IX
MATERIALISM IN THE SERVICE OF POETRY
It has been remarked that Vergil's genius was of slow growth; he was twenty-eight before he wrote any verses that his mature judgment recognized as worthy of publication. A survey of his early life reveals some of the reasons for this tardy development. Born and schooled in a province he was naturally held back by lack of those contacts which stimulate boys of the city to rapid mental growth. The first few years at Rome were in some measure wasted upon a subject for which he had neither taste nor endowment. The banal rhetorical training might indeed have made a Lucan or a Juvenal out of him had he not finally revolted so decisively. However, this work at Rome proved not to be a total loss. His choice of a national theme for an epic and his insight into the true qualities of imperial Rome owe something to the study of political questions that his preparation for a public career had necessitated. He learned something in his Roman days that not even Epicurean scorn for politics could eradicate.
However, his next decision, to devote his life to philosophy, again retarded his poetic development. Certainly it held him in leash during the years of adolescent enthusiasms when he might have become a lyric poet of the neoteric school. A Catullus or a Keats must be caught early. Indeed the very dogmas of the Epicurean school, if taken in all earnestness, were suppressive of lyrical enthusiasm. The Aetna shows perhaps the worst effects of Epicurean doctrine in its scholastic insistence that myths must now give way to facts. Its author was still too absorbed in the microscopic analysis of a petty piece of research to catch the spirit of Lucretius who had found in the visions of the scientific workshop a majesty and beauty that partook of the essence of poetry.
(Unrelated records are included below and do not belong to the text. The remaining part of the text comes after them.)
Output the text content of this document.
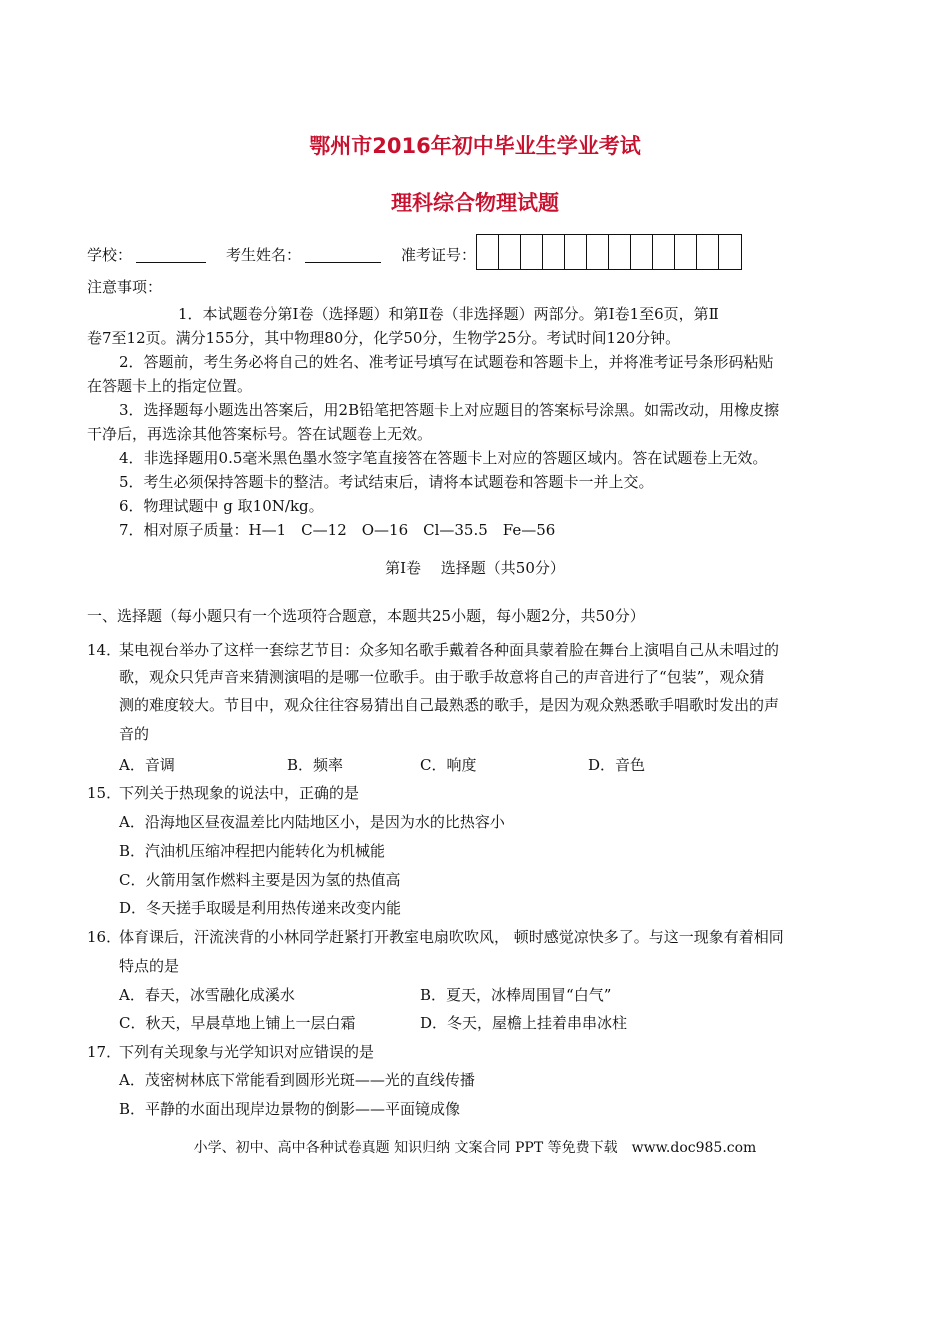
鄂州市2016年初中毕业生学业考试
理科综合物理试题
学校：	考生姓名：	准考证号：
注意事项：
1．本试题卷分第Ⅰ卷（选择题）和第Ⅱ卷（非选择题）两部分。第Ⅰ卷1至6页，第Ⅱ
卷7至12页。满分155分，其中物理80分，化学50分，生物学25分。考试时间120分钟。
2．答题前，考生务必将自己的姓名、准考证号填写在试题卷和答题卡上，并将准考证号条形码粘贴
在答题卡上的指定位置。
3．选择题每小题选出答案后，用2B铅笔把答题卡上对应题目的答案标号涂黑。如需改动，用橡皮擦
干净后，再选涂其他答案标号。答在试题卷上无效。
4．非选择题用0.5毫米黑色墨水签字笔直接答在答题卡上对应的答题区域内。答在试题卷上无效。
5．考生必须保持答题卡的整洁。考试结束后，请将本试题卷和答题卡一并上交。
6．物理试题中 g 取10N/kg。
7．相对原子质量：H—1　C—12　O—16　Cl—35.5　Fe—56
第Ⅰ卷　 选择题（共50分）
一、选择题（每小题只有一个选项符合题意，本题共25小题，每小题2分，共50分）
14．
某电视台举办了这样一套综艺节目：众多知名歌手戴着各种面具蒙着脸在舞台上演唱自己从未唱过的
歌，观众只凭声音来猜测演唱的是哪一位歌手。由于歌手故意将自己的声音进行了“包装”，观众猜
测的难度较大。节目中，观众往往容易猜出自己最熟悉的歌手，是因为观众熟悉歌手唱歌时发出的声
音的
A．音调	B．频率	C．响度	D．音色
15．
下列关于热现象的说法中，正确的是
A．沿海地区昼夜温差比内陆地区小，是因为水的比热容小
B．汽油机压缩冲程把内能转化为机械能
C．火箭用氢作燃料主要是因为氢的热值高
D．冬天搓手取暖是利用热传递来改变内能
16．
体育课后，汗流浃背的小林同学赶紧打开教室电扇吹吹风， 顿时感觉凉快多了。与这一现象有着相同
特点的是
A．春天，冰雪融化成溪水	B．夏天，冰棒周围冒“白气”
C．秋天，早晨草地上铺上一层白霜	D．冬天，屋檐上挂着串串冰柱
17．
下列有关现象与光学知识对应错误的是
A．茂密树林底下常能看到圆形光斑——光的直线传播
B．平静的水面出现岸边景物的倒影——平面镜成像
小学、初中、高中各种试卷真题 知识归纳 文案合同 PPT 等免费下载　www.doc985.com
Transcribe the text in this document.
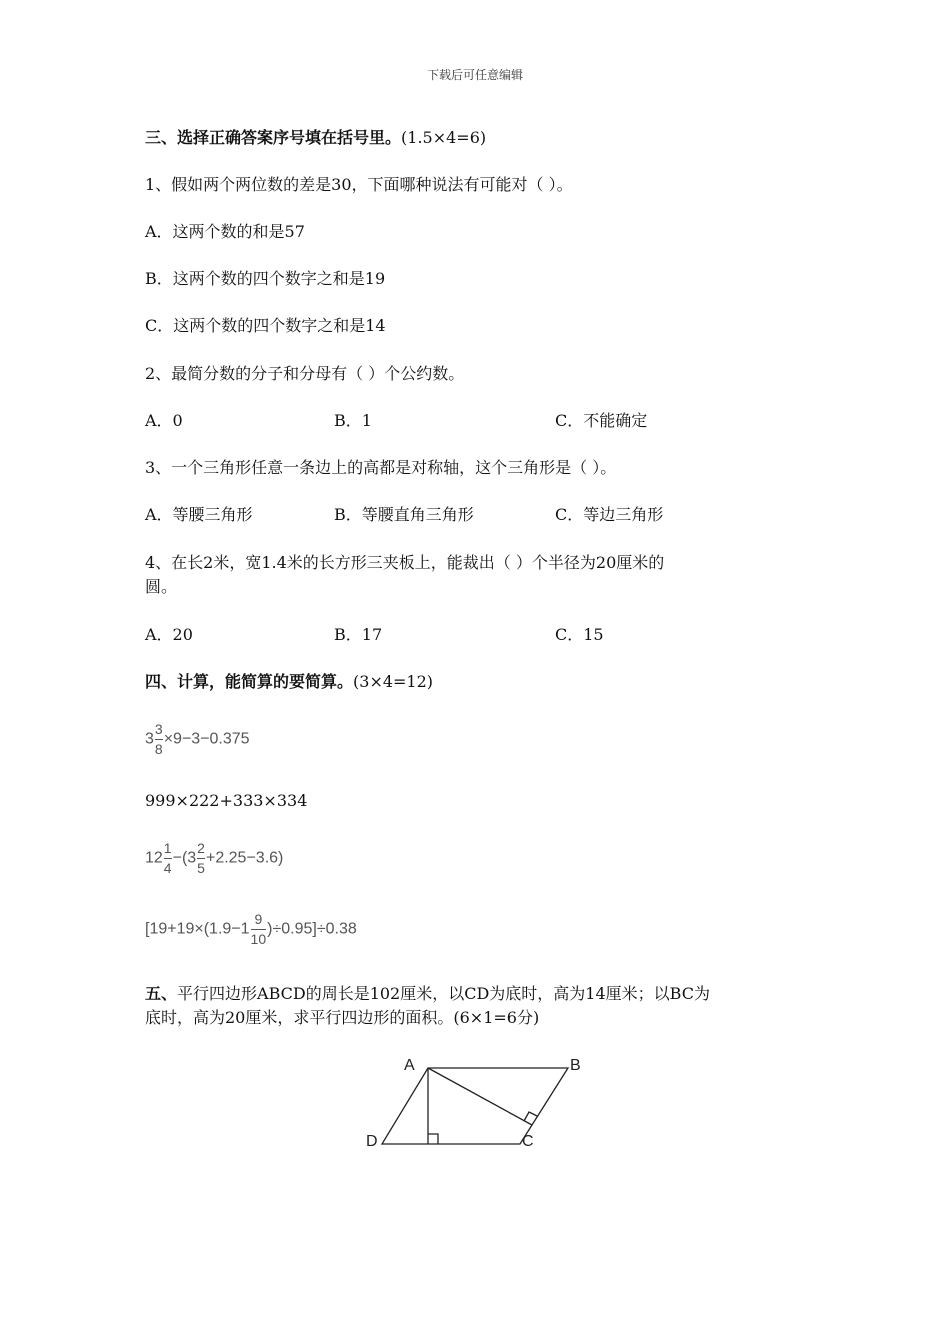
下载后可任意编辑
三、选择正确答案序号填在括号里。(1.5×4=6)
1、假如两个两位数的差是30，下面哪种说法有可能对（ ）。
A．这两个数的和是57
B．这两个数的四个数字之和是19
C．这两个数的四个数字之和是14
2、最简分数的分子和分母有（ ）个公约数。
A．0	B．1	C．不能确定
3、一个三角形任意一条边上的高都是对称轴，这个三角形是（ ）。
A．等腰三角形	B．等腰直角三角形	C．等边三角形
4、在长2米，宽1.4米的长方形三夹板上，能裁出（ ）个半径为20厘米的
圆。
A．20	B．17	C．15
四、计算，能简算的要简算。(3×4=12)
$3 \frac{3}{8} \times 9-3-0.375$
999×222+333×334
$12 \frac{1}{4} -(3 \frac{2}{5} +2.25-3.6)$
$[19+19\times(1.9-1 \frac{9}{10} )\div 0.95]\div 0.38$
五、平行四边形ABCD的周长是102厘米，以CD为底时，高为14厘米；以BC为
底时，高为20厘米，求平行四边形的面积。(6×1=6分)
A	B
C
D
In the end Vergil's poetry, like that of Lucretius, owed more to Epicureanism than modern critics—too often obsessed by a misapplied odium philosophicum—have been inclined to admit. It is all too easy to compare this philosophy with other systems, past and present, and to prove its science inadequate, its implications unethical, and its attitude towards art banal. But that is not a sound historical method of approach. The student of Vergil should rather remember how great was the need of that age for some practical philosophy capable of lifting the mind out of the stupor in which a hybrid mythology had left it, and how, when Platonic idealism had been wrecked by the skeptics, and Stoicism with its hypothetical premises had repelled many students, Epicurean positivism came as a saving gospel of enlightenment.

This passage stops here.